One Chart To Rule Them All  

Posted by Big Gav in ,

Some interesting statistics from "A World Of Possible Financial Futures".

5 comments

Anonymous   says 11:17 PM

Elsewhere on that site Gav is this. Scroll down to the energy system diagram.
According to this only 30% of the generated electricity does useful work in the US.. the rest lost in distribution.
And if I read this right... ~80% of energy allocated to transport is wasted!
SP

Yep - you got that right.

That graphic is pretty famous - I've seen it all over the place...

Anon is somewhat confused. The lost energy in the production of electricity is almost all from the generation (conversion from chemical energy to electricity), not the distribution.

The same is true of transportation -- the internal combustion engine wastes the most energy to entropy, and the transmission less so.

These losses are due to thermodynamics of a heat engine. They can't really be considered 'waste' since you cannot, under any circumstances, generate significantly more 'useful work' from a chemical fuel without violating the laws of physics.

Good point.

How about you whip up a new version that shows how much we waste compared to the theoretical maximum amount we could use.

Anonymous   says 4:52 PM

I think the title of that diagram should not use "Consumption"... as this implies availability. I suggest "Transformation" as a better word.
(Also, and I should have thought about this, technically you can't consume energy)

And perhaps it shouldn't be labelled "Electrical System Power Losses" ... especially not under a box labelled "Distributed Electricity".

If they can't be called 'waste' they also can't be called 'losses'.

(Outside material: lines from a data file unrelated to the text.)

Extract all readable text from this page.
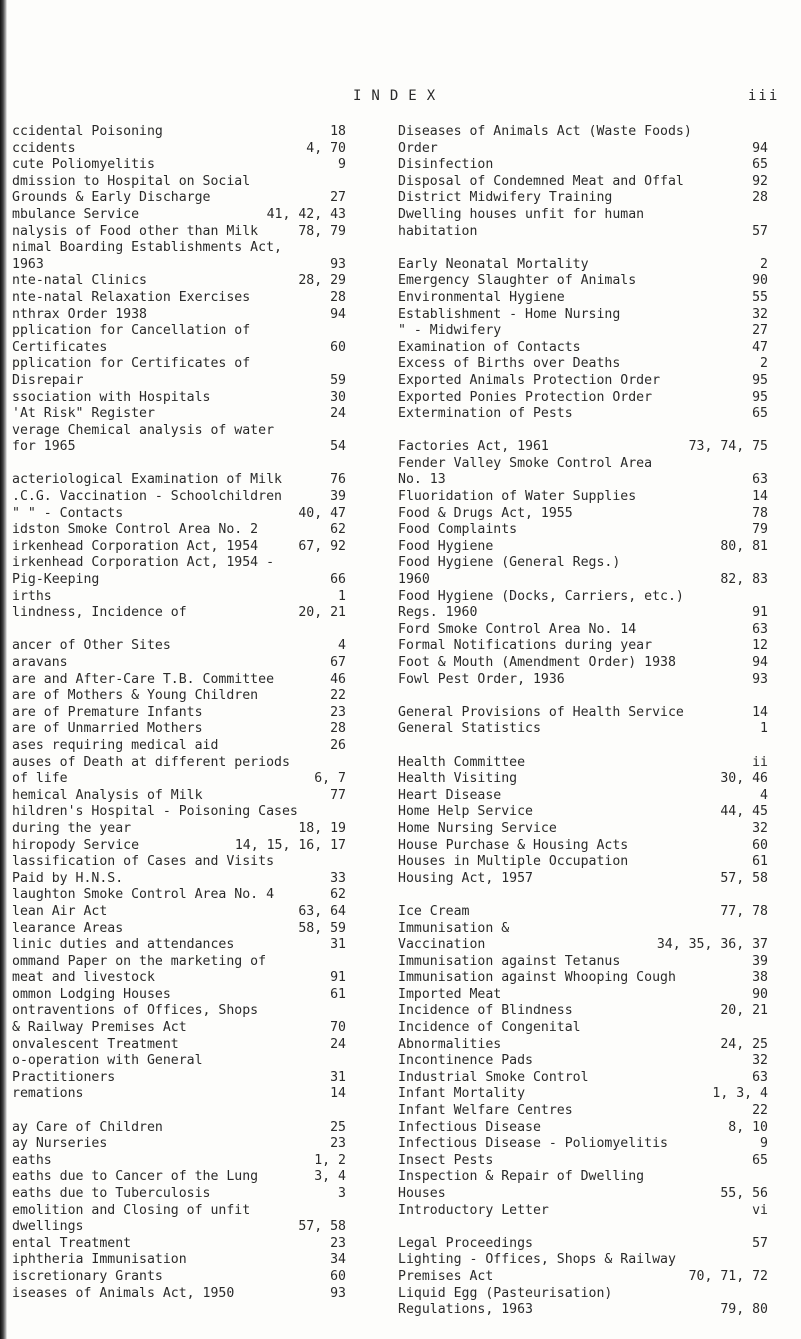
INDEX	iii
ccidental Poisoning	18
ccidents	4, 70
cute Poliomyelitis	9
dmission to Hospital on Social
Grounds & Early Discharge	27
mbulance Service	41, 42, 43
nalysis of Food other than Milk	78, 79
nimal Boarding Establishments Act,
1963	93
nte-natal Clinics	28, 29
nte-natal Relaxation Exercises	28
nthrax Order 1938	94
pplication for Cancellation of
Certificates	60
pplication for Certificates of
Disrepair	59
ssociation with Hospitals	30
'At Risk" Register	24
verage Chemical analysis of water
for 1965	54
acteriological Examination of Milk	76
.C.G. Vaccination - Schoolchildren	39
" " - Contacts	40, 47
idston Smoke Control Area No. 2	62
irkenhead Corporation Act, 1954	67, 92
irkenhead Corporation Act, 1954 -
Pig-Keeping	66
irths	1
lindness, Incidence of	20, 21
ancer of Other Sites	4
aravans	67
are and After-Care T.B. Committee	46
are of Mothers & Young Children	22
are of Premature Infants	23
are of Unmarried Mothers	28
ases requiring medical aid	26
auses of Death at different periods
of life	6, 7
hemical Analysis of Milk	77
hildren's Hospital - Poisoning Cases
during the year	18, 19
hiropody Service	14, 15, 16, 17
lassification of Cases and Visits
Paid by H.N.S.	33
laughton Smoke Control Area No. 4	62
lean Air Act	63, 64
learance Areas	58, 59
linic duties and attendances	31
ommand Paper on the marketing of
meat and livestock	91
ommon Lodging Houses	61
ontraventions of Offices, Shops
& Railway Premises Act	70
onvalescent Treatment	24
o-operation with General
Practitioners	31
remations	14
ay Care of Children	25
ay Nurseries	23
eaths	1, 2
eaths due to Cancer of the Lung	3, 4
eaths due to Tuberculosis	3
emolition and Closing of unfit
dwellings	57, 58
ental Treatment	23
iphtheria Immunisation	34
iscretionary Grants	60
iseases of Animals Act, 1950	93
Diseases of Animals Act (Waste Foods)
Order	94
Disinfection	65
Disposal of Condemned Meat and Offal	92
District Midwifery Training	28
Dwelling houses unfit for human
habitation	57
Early Neonatal Mortality	2
Emergency Slaughter of Animals	90
Environmental Hygiene	55
Establishment - Home Nursing	32
" - Midwifery	27
Examination of Contacts	47
Excess of Births over Deaths	2
Exported Animals Protection Order	95
Exported Ponies Protection Order	95
Extermination of Pests	65
Factories Act, 1961	73, 74, 75
Fender Valley Smoke Control Area
No. 13	63
Fluoridation of Water Supplies	14
Food & Drugs Act, 1955	78
Food Complaints	79
Food Hygiene	80, 81
Food Hygiene (General Regs.)
1960	82, 83
Food Hygiene (Docks, Carriers, etc.)
Regs. 1960	91
Ford Smoke Control Area No. 14	63
Formal Notifications during year	12
Foot & Mouth (Amendment Order) 1938	94
Fowl Pest Order, 1936	93
General Provisions of Health Service	14
General Statistics	1
Health Committee	ii
Health Visiting	30, 46
Heart Disease	4
Home Help Service	44, 45
Home Nursing Service	32
House Purchase & Housing Acts	60
Houses in Multiple Occupation	61
Housing Act, 1957	57, 58
Ice Cream	77, 78
Immunisation &
Vaccination	34, 35, 36, 37
Immunisation against Tetanus	39
Immunisation against Whooping Cough	38
Imported Meat	90
Incidence of Blindness	20, 21
Incidence of Congenital
Abnormalities	24, 25
Incontinence Pads	32
Industrial Smoke Control	63
Infant Mortality	1, 3, 4
Infant Welfare Centres	22
Infectious Disease	8, 10
Infectious Disease - Poliomyelitis	9
Insect Pests	65
Inspection & Repair of Dwelling
Houses	55, 56
Introductory Letter	vi
Legal Proceedings	57
Lighting - Offices, Shops & Railway
Premises Act	70, 71, 72
Liquid Egg (Pasteurisation)
Regulations, 1963	79, 80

Perhaps "non-recoverable" (or similar) should be the term we use.

A slightly clearer figure is also available from the Lawerence Livermore National Laboratory.

A diagram like this should be clearer... as it tends to mislead.

I would like to know how big the feedback loop is...? What fraction of the "Useful Energy" is fed back to the energy production stages leaving "Available Energy" or is that somehow incorporated into the "industrial" and "transport" boxes? As drawn, this diagram implies a "free ride" for the production stages.

And what about the Nuclear input side? Afterall, the stuff is still "hot" when we put it "safely" into the ground... so is this a "loss" (ie thermodynamically unrealisable component) or ...?

Perhaps I should take more time to look and think about these things at 11 pm before naively posting them?